Already, Warren and New York Sen. Kirsten Gillibrand have embraced single-payer. California Sen. Kamala Harris expressed support for “the concept” in May, when she said health care access should not be “a function of your income,” and again in July — but cautioned the details are key. The Democratic base will demand she and others weigh in on the issue and on Sanders’ bill, and it’s likely to be a central issue in the 2020 nominating contest. “Single-payer is the absolutely the price of admission for our 2020 nominee both morally and politically,” one Democratic operative said. A more skeptical operative said the party’s 2020 primary could be “a suicidal litmus test” on single-payer.
Republicans tried to troll Democrats into voting for a single-payer bill that had no hope of passing Thursday. Democrats didn’t take the bait.
Warren’s fingerprints on Democrats’ agenda
Warren was among the Democrats in Berryville, Virginia, to roll out a new agenda for the midterm this week. It was all economic populism, all the time, with a big anti-trust emphasis. Where’d that come from? Read this June 2016 Warren speech at a New America think tank event, and you’ll see her fingerprints all over it.

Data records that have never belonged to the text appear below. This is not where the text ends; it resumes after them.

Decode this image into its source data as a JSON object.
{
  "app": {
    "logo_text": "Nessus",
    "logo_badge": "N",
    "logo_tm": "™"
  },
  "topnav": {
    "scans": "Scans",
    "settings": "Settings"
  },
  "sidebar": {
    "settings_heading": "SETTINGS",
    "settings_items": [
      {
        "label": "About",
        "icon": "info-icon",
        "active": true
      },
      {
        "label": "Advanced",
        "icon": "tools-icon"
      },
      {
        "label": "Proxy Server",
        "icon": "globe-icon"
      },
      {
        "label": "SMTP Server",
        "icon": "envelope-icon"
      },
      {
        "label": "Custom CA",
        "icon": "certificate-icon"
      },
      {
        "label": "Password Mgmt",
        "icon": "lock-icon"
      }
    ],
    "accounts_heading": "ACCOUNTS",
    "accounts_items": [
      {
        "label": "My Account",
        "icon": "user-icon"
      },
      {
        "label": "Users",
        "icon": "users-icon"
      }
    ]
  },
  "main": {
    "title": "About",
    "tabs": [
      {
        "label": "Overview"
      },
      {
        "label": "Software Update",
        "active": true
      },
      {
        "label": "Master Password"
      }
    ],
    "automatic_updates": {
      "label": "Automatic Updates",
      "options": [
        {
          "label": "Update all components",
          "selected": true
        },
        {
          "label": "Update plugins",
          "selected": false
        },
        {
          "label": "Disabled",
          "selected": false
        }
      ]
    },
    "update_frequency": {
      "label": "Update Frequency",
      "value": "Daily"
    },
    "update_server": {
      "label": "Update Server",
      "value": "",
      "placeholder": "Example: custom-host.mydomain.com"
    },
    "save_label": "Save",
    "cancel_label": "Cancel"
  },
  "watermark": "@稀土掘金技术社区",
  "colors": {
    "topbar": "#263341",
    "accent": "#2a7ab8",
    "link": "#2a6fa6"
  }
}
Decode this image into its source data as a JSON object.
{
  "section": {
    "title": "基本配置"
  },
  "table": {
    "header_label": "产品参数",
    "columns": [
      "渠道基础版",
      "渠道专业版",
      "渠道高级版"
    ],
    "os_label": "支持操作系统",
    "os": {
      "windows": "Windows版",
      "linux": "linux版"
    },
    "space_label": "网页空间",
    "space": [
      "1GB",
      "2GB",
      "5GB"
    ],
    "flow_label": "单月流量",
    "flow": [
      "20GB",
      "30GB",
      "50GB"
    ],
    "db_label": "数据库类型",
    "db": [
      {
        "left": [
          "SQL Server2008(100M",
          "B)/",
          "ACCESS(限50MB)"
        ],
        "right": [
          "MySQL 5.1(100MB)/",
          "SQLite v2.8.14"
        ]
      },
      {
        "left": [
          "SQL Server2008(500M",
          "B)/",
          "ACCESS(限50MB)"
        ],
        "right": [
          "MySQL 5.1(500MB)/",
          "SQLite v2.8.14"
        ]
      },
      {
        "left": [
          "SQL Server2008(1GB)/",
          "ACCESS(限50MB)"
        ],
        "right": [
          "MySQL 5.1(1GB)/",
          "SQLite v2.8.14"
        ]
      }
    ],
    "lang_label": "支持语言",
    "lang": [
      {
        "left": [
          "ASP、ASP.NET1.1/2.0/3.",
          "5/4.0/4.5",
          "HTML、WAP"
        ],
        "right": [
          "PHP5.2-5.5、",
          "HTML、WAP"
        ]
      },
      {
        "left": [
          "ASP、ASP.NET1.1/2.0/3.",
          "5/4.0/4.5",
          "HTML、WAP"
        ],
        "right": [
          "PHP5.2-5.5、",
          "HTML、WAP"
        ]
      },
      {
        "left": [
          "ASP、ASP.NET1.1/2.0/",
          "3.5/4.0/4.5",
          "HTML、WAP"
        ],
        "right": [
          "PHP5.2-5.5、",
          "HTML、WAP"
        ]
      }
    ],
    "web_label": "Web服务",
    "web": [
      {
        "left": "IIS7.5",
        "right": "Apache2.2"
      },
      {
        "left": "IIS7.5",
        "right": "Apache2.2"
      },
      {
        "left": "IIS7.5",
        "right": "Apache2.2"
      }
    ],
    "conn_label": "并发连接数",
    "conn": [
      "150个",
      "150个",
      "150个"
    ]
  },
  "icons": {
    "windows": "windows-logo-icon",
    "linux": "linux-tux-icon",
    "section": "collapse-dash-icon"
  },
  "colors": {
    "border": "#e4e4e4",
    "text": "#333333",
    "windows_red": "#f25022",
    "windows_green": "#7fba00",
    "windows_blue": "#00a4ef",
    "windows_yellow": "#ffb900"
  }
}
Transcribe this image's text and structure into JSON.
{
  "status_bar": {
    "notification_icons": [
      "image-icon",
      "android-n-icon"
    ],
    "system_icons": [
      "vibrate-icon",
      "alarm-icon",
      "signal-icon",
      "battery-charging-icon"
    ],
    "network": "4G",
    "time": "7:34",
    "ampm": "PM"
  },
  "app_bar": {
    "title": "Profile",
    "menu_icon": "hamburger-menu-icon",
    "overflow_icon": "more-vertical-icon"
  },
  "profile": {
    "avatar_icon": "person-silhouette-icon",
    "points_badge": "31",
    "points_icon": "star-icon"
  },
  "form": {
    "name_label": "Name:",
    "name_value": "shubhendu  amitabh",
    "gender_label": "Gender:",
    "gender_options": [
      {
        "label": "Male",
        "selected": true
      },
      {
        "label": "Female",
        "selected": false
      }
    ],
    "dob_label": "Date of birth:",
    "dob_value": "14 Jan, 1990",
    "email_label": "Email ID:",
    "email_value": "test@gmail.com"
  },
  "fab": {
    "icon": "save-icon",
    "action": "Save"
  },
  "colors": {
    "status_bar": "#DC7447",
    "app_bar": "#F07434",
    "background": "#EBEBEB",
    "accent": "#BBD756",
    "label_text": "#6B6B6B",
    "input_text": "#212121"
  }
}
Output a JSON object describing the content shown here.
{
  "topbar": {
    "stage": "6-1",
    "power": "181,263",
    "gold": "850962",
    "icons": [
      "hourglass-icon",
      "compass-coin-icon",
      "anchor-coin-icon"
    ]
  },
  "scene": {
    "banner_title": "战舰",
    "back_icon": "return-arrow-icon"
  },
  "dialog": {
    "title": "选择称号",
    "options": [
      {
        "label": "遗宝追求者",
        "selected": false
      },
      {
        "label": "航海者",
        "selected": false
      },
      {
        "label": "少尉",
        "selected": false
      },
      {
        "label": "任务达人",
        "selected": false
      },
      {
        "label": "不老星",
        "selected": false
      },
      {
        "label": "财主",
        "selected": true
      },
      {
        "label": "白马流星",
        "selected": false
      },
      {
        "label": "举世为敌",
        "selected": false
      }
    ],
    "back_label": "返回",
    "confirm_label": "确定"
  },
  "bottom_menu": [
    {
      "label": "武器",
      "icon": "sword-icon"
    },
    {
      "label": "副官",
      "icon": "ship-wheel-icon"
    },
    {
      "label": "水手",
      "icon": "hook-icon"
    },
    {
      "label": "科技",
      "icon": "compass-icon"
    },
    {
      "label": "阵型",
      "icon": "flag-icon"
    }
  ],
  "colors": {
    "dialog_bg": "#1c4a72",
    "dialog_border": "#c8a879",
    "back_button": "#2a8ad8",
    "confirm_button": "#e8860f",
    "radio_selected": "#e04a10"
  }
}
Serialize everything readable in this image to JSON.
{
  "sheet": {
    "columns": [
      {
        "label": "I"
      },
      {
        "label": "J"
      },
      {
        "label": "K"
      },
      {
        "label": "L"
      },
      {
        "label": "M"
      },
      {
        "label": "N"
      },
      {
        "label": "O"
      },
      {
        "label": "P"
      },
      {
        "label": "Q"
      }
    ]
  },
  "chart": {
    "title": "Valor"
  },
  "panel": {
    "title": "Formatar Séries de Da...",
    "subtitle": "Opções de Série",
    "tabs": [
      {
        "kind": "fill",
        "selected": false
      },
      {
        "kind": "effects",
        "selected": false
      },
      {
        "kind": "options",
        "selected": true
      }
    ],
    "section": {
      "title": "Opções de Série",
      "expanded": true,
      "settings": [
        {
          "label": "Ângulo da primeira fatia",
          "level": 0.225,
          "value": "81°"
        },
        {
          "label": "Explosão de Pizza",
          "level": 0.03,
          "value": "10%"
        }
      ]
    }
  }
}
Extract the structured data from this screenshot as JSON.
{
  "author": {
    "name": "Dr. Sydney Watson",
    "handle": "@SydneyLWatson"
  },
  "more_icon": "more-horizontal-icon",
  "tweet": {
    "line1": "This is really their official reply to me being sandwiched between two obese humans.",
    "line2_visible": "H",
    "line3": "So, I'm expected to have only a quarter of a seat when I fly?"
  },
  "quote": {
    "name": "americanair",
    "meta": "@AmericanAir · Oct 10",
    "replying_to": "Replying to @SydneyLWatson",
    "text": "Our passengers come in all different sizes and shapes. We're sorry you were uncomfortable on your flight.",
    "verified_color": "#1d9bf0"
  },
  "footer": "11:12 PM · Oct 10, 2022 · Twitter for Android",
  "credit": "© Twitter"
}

Speaking of anti-trust, New Jersey Sen. Cory Booker told Recode the government needs to keep a much closer eye on Amazon and Google. “This consolidation that’s happening all over the country is not a positive trend,” he said, pointing to Amazon’s bid to buy Whole Foods and Google’s cable and telecom mergers.
Trump’s transgender ban
Gillibrand was among the harshest Democratic critics of Trump’s transgender military service ban, saying she was working on legislation to block it. She said on CNN she “can’t think of anything less patriotic” and called the ban “outrageous.”
Gillibrand has said she’s not running in 2020. But many Democrats don’t believe her, and see her as a strong contender. Gillibrand’s biggest weakness, which some operatives told me they see her actively working to address, is that she was a moderate “Blue Dog” in the House whose previous positions on guns and same-sex marriage could prove problematic with the progressives.
Moulton a 2020 prospect?
Massachusetts Rep. Seth Moulton is profiled by Politico’s Michael Kruse as an “insider who’s an outsider.” Focused heavily on Kruse’s military record — he went to Iraq four times — Kruse finds those who know him speaking of a White House run as more of a question of when than if. “I’m not running for president, man,” Moulton said.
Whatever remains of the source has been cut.